Union Claims Institution's Closing Will Put The Community At Risk
By: Vanessa Herring
Updated: March 8, 2013
The Public Employees Federation says the state isn't providing the support the residents at the Monroe Developmental Center will need. They say Governor Cuomo's plan to transfer is irresponsible, unwise, and could have tragic results.
"We want the state to sit down and talk to the stakeholders and really lay out what's a good working plan," explained Randi DiAntonio, Council Leader for the Public Employees Federation, Division 259. DiAntonio says the residents at Monroe Developmental Center are high risk and need specialized care,"the majority were admitted under court ordered commitment, or as a condition of probation or parole, or because their families or other agencies couldn't handle them."
DiAntonio says the state hasn't come up with a placement plan for the residents and she says releasing them without a plan could put the community in danger, "concern is that there is a need for intensive treatment services, locally accessible, for residents that have disabilities who have much more serious behaviors than can be managed in the community."
Chris Hilderbrandt, Chief Operating Officer, for the Center for Disability Rights is challenging that claim. He says the union is stereotyping the residents, "comparisons against really violent criminals, people that have done some of the most horrendous acts over the past decade," said Hilderbrandt, "and the simple fact is that people at MDC, I mean some of them have committed crimes, but nothing that extreme."
Hilderbrandt says there has been more than enough time to come up with a plan to transfer the residents, "any representation of this as a rapid closure is false we heard today [Friday] its been 18 months already, and there's another 8 months, so 2 years is certainly plenty of time to develop the services needed to help these guys get out of this institution."
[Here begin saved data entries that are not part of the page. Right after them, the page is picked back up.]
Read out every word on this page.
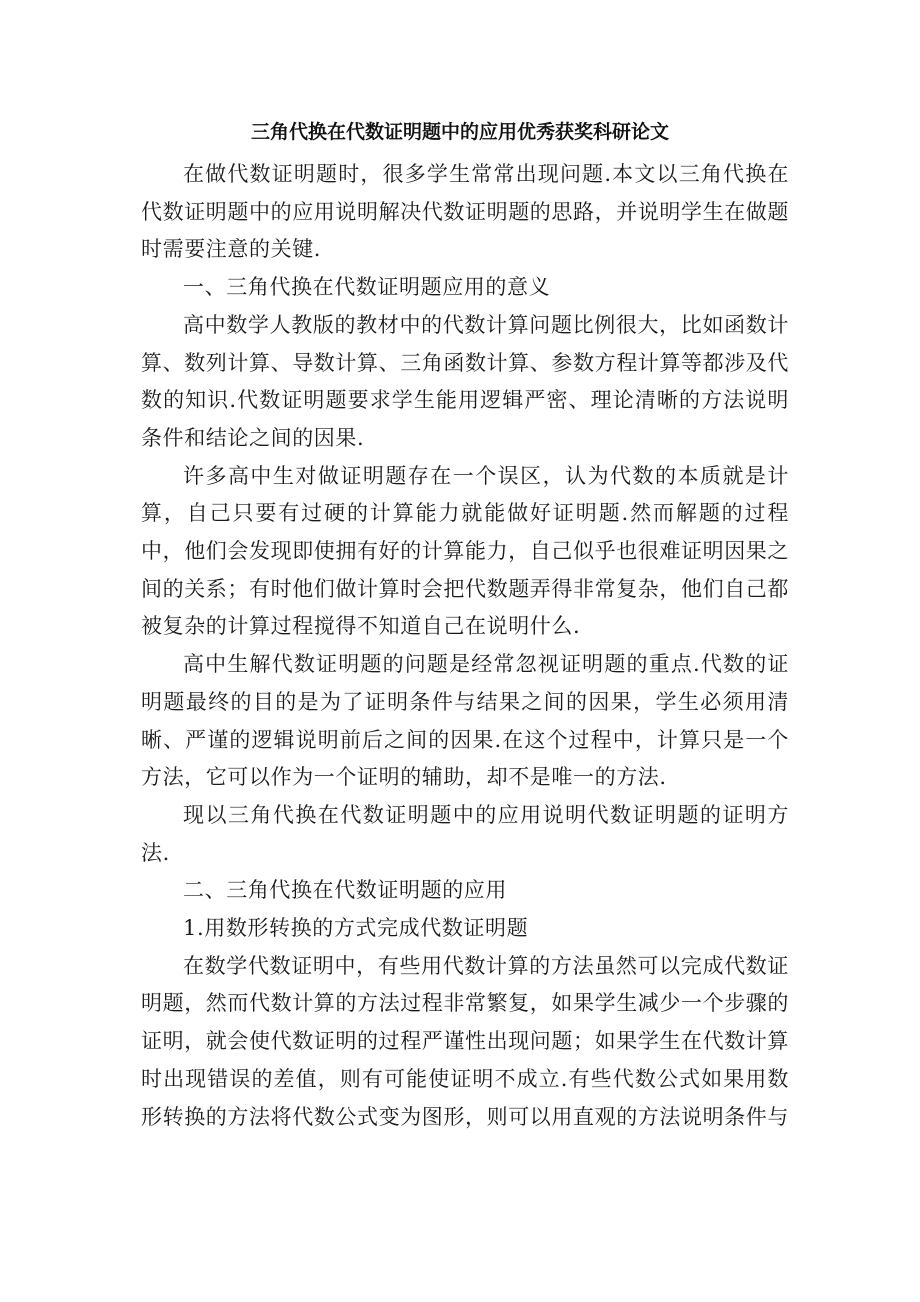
三角代换在代数证明题中的应用优秀获奖科研论文

在做代数证明题时，很多学生常常出现问题.本文以三角代换在代数证明题中的应用说明解决代数证明题的思路，并说明学生在做题时需要注意的关键.

一、三角代换在代数证明题应用的意义

高中数学人教版的教材中的代数计算问题比例很大，比如函数计算、数列计算、导数计算、三角函数计算、参数方程计算等都涉及代数的知识.代数证明题要求学生能用逻辑严密、理论清晰的方法说明条件和结论之间的因果.

许多高中生对做证明题存在一个误区，认为代数的本质就是计算，自己只要有过硬的计算能力就能做好证明题.然而解题的过程中，他们会发现即使拥有好的计算能力，自己似乎也很难证明因果之间的关系；有时他们做计算时会把代数题弄得非常复杂，他们自己都被复杂的计算过程搅得不知道自己在说明什么.

高中生解代数证明题的问题是经常忽视证明题的重点.代数的证明题最终的目的是为了证明条件与结果之间的因果，学生必须用清晰、严谨的逻辑说明前后之间的因果.在这个过程中，计算只是一个方法，它可以作为一个证明的辅助，却不是唯一的方法.

现以三角代换在代数证明题中的应用说明代数证明题的证明方法.

二、三角代换在代数证明题的应用

1.用数形转换的方式完成代数证明题

在数学代数证明中，有些用代数计算的方法虽然可以完成代数证明题，然而代数计算的方法过程非常繁复，如果学生减少一个步骤的证明，就会使代数证明的过程严谨性出现问题；如果学生在代数计算时出现错误的差值，则有可能使证明不成立.有些代数公式如果用数形转换的方法将代数公式变为图形，则可以用直观的方法说明条件与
The state agrees. In a statement a spokesman for the governor's office said, "For decades New York State has been integrating individuals with developmental disabilities into appropriate community based settings both to improve care and treatment as well as comply with federal law. Placement decisions are carefully made on a case by case basis and any individual deemed to be a sex offender or threat to the safety of a community would never be placed in a setting where they could harm themselves or others."